On July 31, Michael Saylor, a prominent Bitcoin advocate, announced that the company would release its earnings on Aug. 1 after market close and host a live webinar to discuss the results.

Cash flow concerns

Bloomberg reported that MicroStrategy’s software business is drawing increased attention as its performance could become more crucial for its cash flow.

The firm’s software business revenue is expected to show minimal change from the last quarter. This stagnation is concerning, primarily because the firm has relied on convertible notes extensively to acquire much of its Bitcoin this year.

TD Cowen analyst Lance Vitanza emphasized that managing cash flow is critical for covering interest on the company’s convertible debt. He noted that the firm must ensure its cash flows can handle the added interest expense from this debt.

The company expects around $45 million in interest expenses and $20 million in cash taxes this year. Meanwhile, Vitanza estimates its earnings before items like taxes to be approximately $82 million.

Another development that could affect the firm’s cash flow is the upcoming accounting changes slated for next year. MicroStrategy will need to value its digital assets at market rates and might face a 15% corporate alternative minimum tax if its average annual adjusted income exceeds $1 billion over a three-year period.

Notably, the company has acknowledged that these changes could significantly affect its financial results, including earnings and cash flow.

Despite these challenges, analysts pointed out that MicroStrategy has options to manage its financial obligations, as its debt is not due until 2027 or later. So, the company could issue new convertible debt, secure a loan, issue additional shares, or even divest some of its Bitcoin holdings to generate funds.

Bitcoin ownership concerns

Besides the cash flow concerns, MicroStrategy’s Bitcoin ownership has also been questioned. The Michael Saylor-led company has grown its stash to over 200,000 BTC, valued at nearly $15 billion, making it the largest corporate Bitcoin holder.
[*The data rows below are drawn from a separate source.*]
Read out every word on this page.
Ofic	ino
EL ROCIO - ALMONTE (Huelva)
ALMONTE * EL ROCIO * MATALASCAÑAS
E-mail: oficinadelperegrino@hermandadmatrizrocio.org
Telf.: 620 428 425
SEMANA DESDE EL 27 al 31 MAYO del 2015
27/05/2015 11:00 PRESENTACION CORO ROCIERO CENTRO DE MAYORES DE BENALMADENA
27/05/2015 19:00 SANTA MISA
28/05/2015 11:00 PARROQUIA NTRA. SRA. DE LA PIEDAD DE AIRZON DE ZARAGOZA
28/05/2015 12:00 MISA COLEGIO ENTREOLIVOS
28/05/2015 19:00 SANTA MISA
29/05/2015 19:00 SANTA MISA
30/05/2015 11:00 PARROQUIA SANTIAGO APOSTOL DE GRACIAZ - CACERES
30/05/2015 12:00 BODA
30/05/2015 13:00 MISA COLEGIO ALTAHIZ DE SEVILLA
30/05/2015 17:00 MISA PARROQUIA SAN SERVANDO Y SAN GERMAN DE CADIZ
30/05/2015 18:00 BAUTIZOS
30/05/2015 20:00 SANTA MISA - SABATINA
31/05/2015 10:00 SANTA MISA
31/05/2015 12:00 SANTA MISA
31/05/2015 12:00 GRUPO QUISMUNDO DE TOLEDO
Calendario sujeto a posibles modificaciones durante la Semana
However, Seeking Alpha analyst Michael Del Monte pointed out that most of MicroStrategy’s Bitcoin is held by MacroStrategy, a separate entity. This separation means MicroStrategy shareholders do not have direct claims on the Bitcoin held by MacroStrategy.

Del Monte also noted that the firm’s shelf equity offerings approach to acquiring Bitcoin might dilute shareholder value. He suggested that MicroStrategy was acting as a capital-raising vehicle to boost Bitcoin holdings at MacroStrategy, leading to equity dilution and debt without direct benefits from the Bitcoin assets.

Conversely, Baris Serifsoy, former Managing Director at UBS, refuted Del Monte’s concerns, saying he is more focused on MicroStrategy’s ability to monetize its Bitcoin position and transition efficiently to a cloud-based SaaS provider.

He remarked:

“It is a theoretical risk. It would only become relevant if the operating cash-flow cannot meet the debt service AND Microstrategy cannot roll over the debt anymore AND Macrostrategy are unwilling / unable (low btc price) to sell coins to redeem the debt of the mothership.”